Das Post-Session Interview besteht hauptsächlich aus allgemeinen Fragen zum System. Zum Beispiel:
- Was findest du besonders gut?
- Was findest du nicht so gut? Wo würdest du dir etwas anderes vorstellen?
- Gibt es etwas, was du uns bisher noch nicht gesagt hast, was du aber noch erwähnen möchtest?
- Gab es einen Moment, an dem du abgebrochen hättest/ oder die Seite gewechselt hättest?
- Hat das System deinen Erwartungen entsprochen?
Tschüss, und danke für deine Zeit
Auch die Verabschiedung eines Gastes gehört zu einem Usability Test. Wie schon anfangs erwähnt, ist es auch hier wichtig, dass der Kunde sich wohl fühlt. Eine Evaluation von einem Produkt ist immer auch ein Touchpoint in der Costumer Journey eines Kunden. Um einer Marke ganzheitlich zu einer guten User Experience zu verhelfen, gehört es auch dazu, dass man seinen Gast angemessen verabschiedet.

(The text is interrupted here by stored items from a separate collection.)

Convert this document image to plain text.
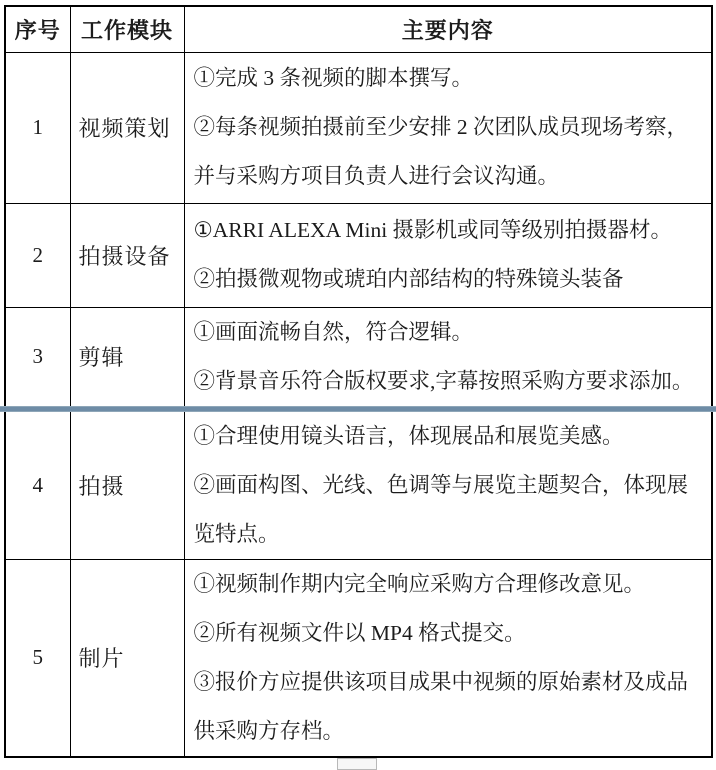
序号	工作模块	主要内容
1	视频策划	①完成 3 条视频的脚本撰写。

②每条视频拍摄前至少安排 2 次团队成员现场考察，并与采购方项目负责人进行会议沟通。

2	拍摄设备	①ARRI ALEXA Mini 摄影机或同等级别拍摄器材。

②拍摄微观物或琥珀内部结构的特殊镜头装备

3	剪辑	①画面流畅自然，符合逻辑。

②背景音乐符合版权要求,字幕按照采购方要求添加。

4	拍摄	①合理使用镜头语言，体现展品和展览美感。

②画面构图、光线、色调等与展览主题契合，体现展览特点。

5	制片	①视频制作期内完全响应采购方合理修改意见。

②所有视频文件以 MP4 格式提交。

③报价方应提供该项目成果中视频的原始素材及成品供采购方存档。
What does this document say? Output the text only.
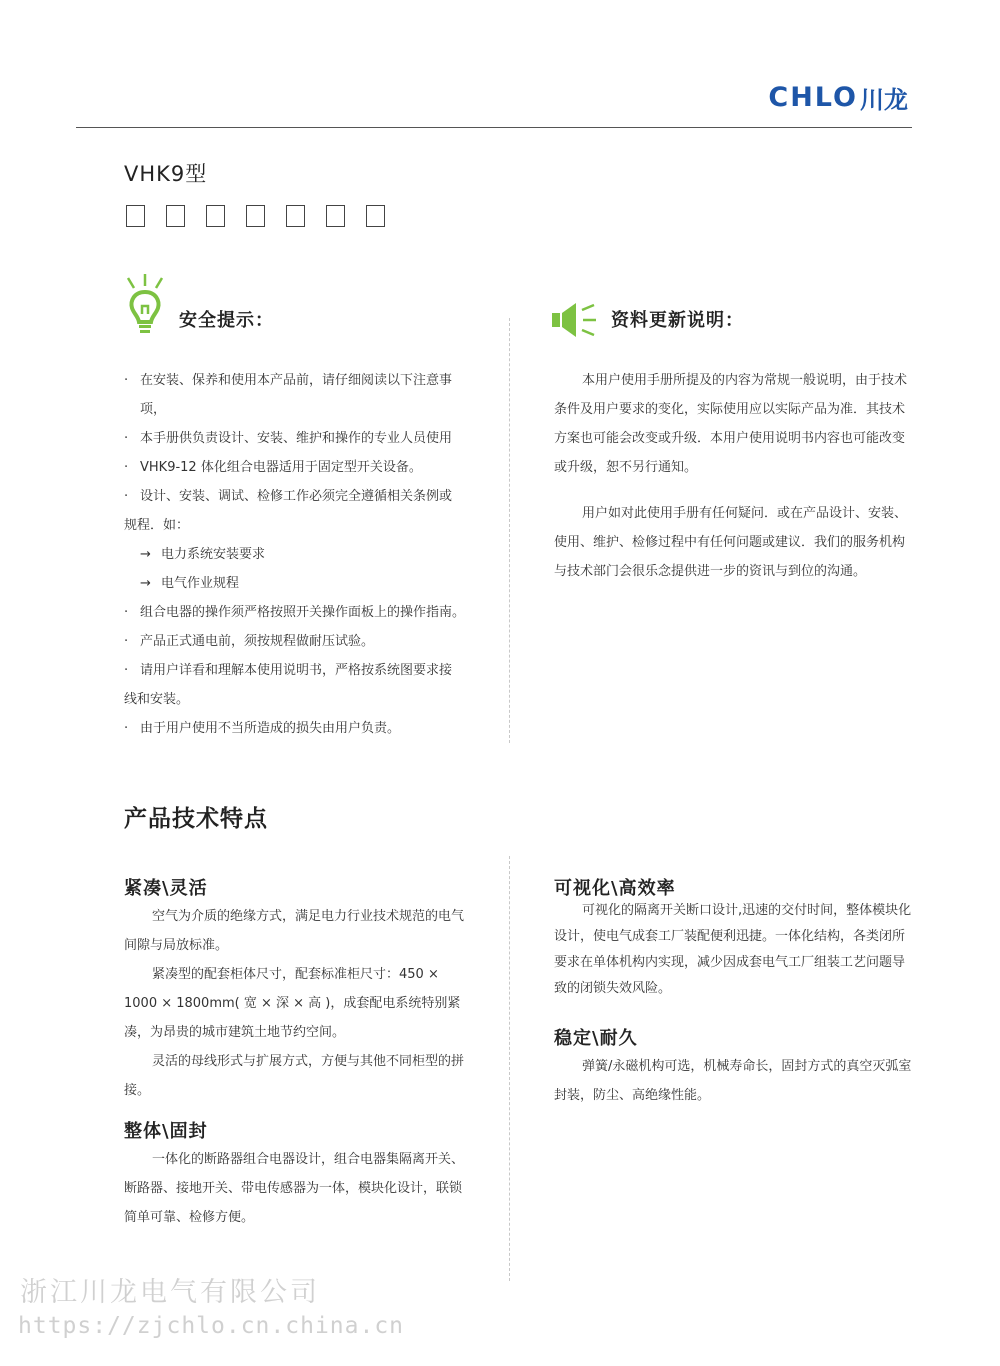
CHLO 川龙
VHK9型
安全提示：
· 在安装、保养和使用本产品前，请仔细阅读以下注意事项，
· 本手册供负责设计、安装、维护和操作的专业人员使用
· VHK9-12 体化组合电器适用于固定型开关设备。
· 设计、安装、调试、检修工作必须完全遵循相关条例或
规程．如：
→ 电力系统安装要求
→ 电气作业规程
· 组合电器的操作须严格按照开关操作面板上的操作指南。
· 产品正式通电前，须按规程做耐压试验。
· 请用户详看和理解本使用说明书，严格按系统图要求接
线和安装。
· 由于用户使用不当所造成的损失由用户负责。
资料更新说明：
本用户使用手册所提及的内容为常规一般说明，由于技术条件及用户要求的变化，实际使用应以实际产品为准．其技术方案也可能会改变或升级．本用户使用说明书内容也可能改变或升级，恕不另行通知。
用户如对此使用手册有任何疑问．或在产品设计、安装、使用、维护、检修过程中有任何问题或建议．我们的服务机构与技术部门会很乐念提供进一步的资讯与到位的沟通。
产品技术特点
紧凑\灵活
空气为介质的绝缘方式，满足电力行业技术规范的电气间隙与局放标准。
紧凑型的配套柜体尺寸，配套标准柜尺寸：450 × 1000 × 1800mm( 宽 × 深 × 高 )，成套配电系统特别紧凑，为昂贵的城市建筑土地节约空间。
灵活的母线形式与扩展方式，方便与其他不同柜型的拼接。
整体\固封
一体化的断路器组合电器设计，组合电器集隔离开关、断路器、接地开关、带电传感器为一体，模块化设计，联锁简单可靠、检修方便。
可视化\高效率
可视化的隔离开关断口设计,迅速的交付时间，整体模块化设计，使电气成套工厂装配便利迅捷。一体化结构，各类闭所要求在单体机构内实现，减少因成套电气工厂组装工艺问题导致的闭锁失效风险。
稳定\耐久
弹簧/永磁机构可选，机械寿命长，固封方式的真空灭弧室封装，防尘、高绝缘性能。
浙江川龙电气有限公司
https://zjchlo.cn.china.cn
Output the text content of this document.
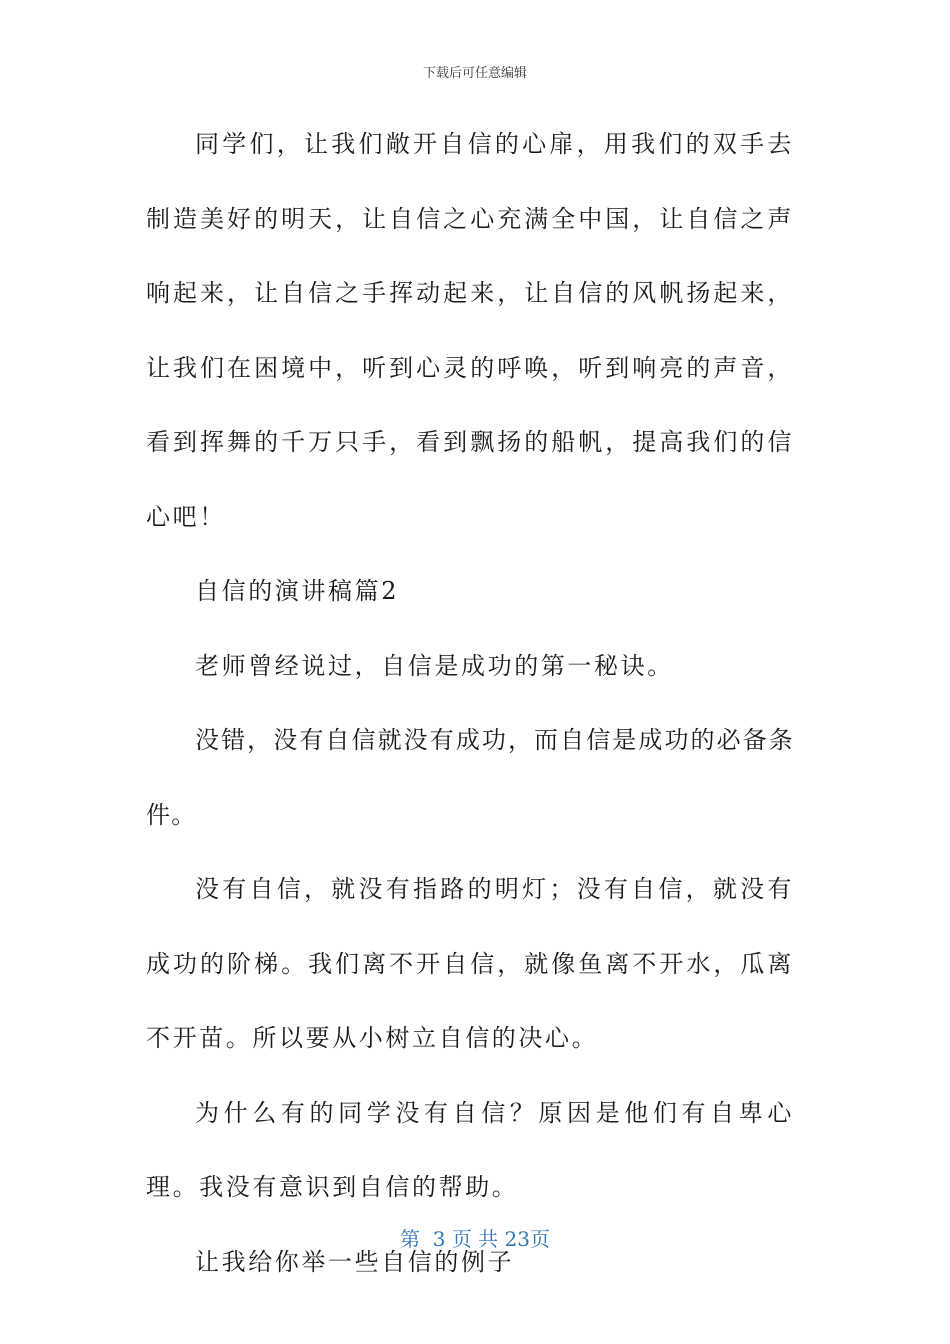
下载后可任意编辑

同学们，让我们敞开自信的心扉，用我们的双手去制造美好的明天，让自信之心充满全中国，让自信之声响起来，让自信之手挥动起来，让自信的风帆扬起来，让我们在困境中，听到心灵的呼唤，听到响亮的声音，看到挥舞的千万只手，看到飘扬的船帆，提高我们的信心吧！

自信的演讲稿篇2

老师曾经说过，自信是成功的第一秘诀。

没错，没有自信就没有成功，而自信是成功的必备条件。

没有自信，就没有指路的明灯；没有自信，就没有成功的阶梯。我们离不开自信，就像鱼离不开水，瓜离不开苗。所以要从小树立自信的决心。

为什么有的同学没有自信？原因是他们有自卑心理。我没有意识到自信的帮助。

让我给你举一些自信的例子

第 3 页 共 23页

Das Wichtigste hierbei ist, dass ihr eurem Teilnehmer für seine Zeit und seinen wertvollen Input dankt. Es ist nicht selbstverständlich, dass jemand an solchen Studien und Usability Tests teilnimmt. Das werdet ihr spätestens dann feststellen, wenn ihr für den nächsten Usability Test wieder Teilnehmer rekrutieren müsst. Daher nehmt euch die Zeit um euren Teilnehmern zu danken.
Fazit
Der Usability Test hat einen flexibel gestaltbaren Ablauf, an dem man sich immer orientieren kann. Je nachdem welches Ziel du mit dem Test verfolgst und welche zusätzlichen User Experience Methoden dafür verwendet werden, lässt sich der Ablauf anpassen. Die Testaufgaben sind frei und variabel gestaltbar um die User Experience (UX) des Nutzers für jedes Produkt individuell untersuchen zu können.
Quellen
Steve Krug: Don’t make me think: A Common Sense Approach to Web Usability, Revised Edition, New Riders, 2013.
Steve Krug: Rocket Surgery Made Easy: The Do-it-yourself Guide to Finding and Fixing Usability Problems, Auflage 1, New Riders, 2009.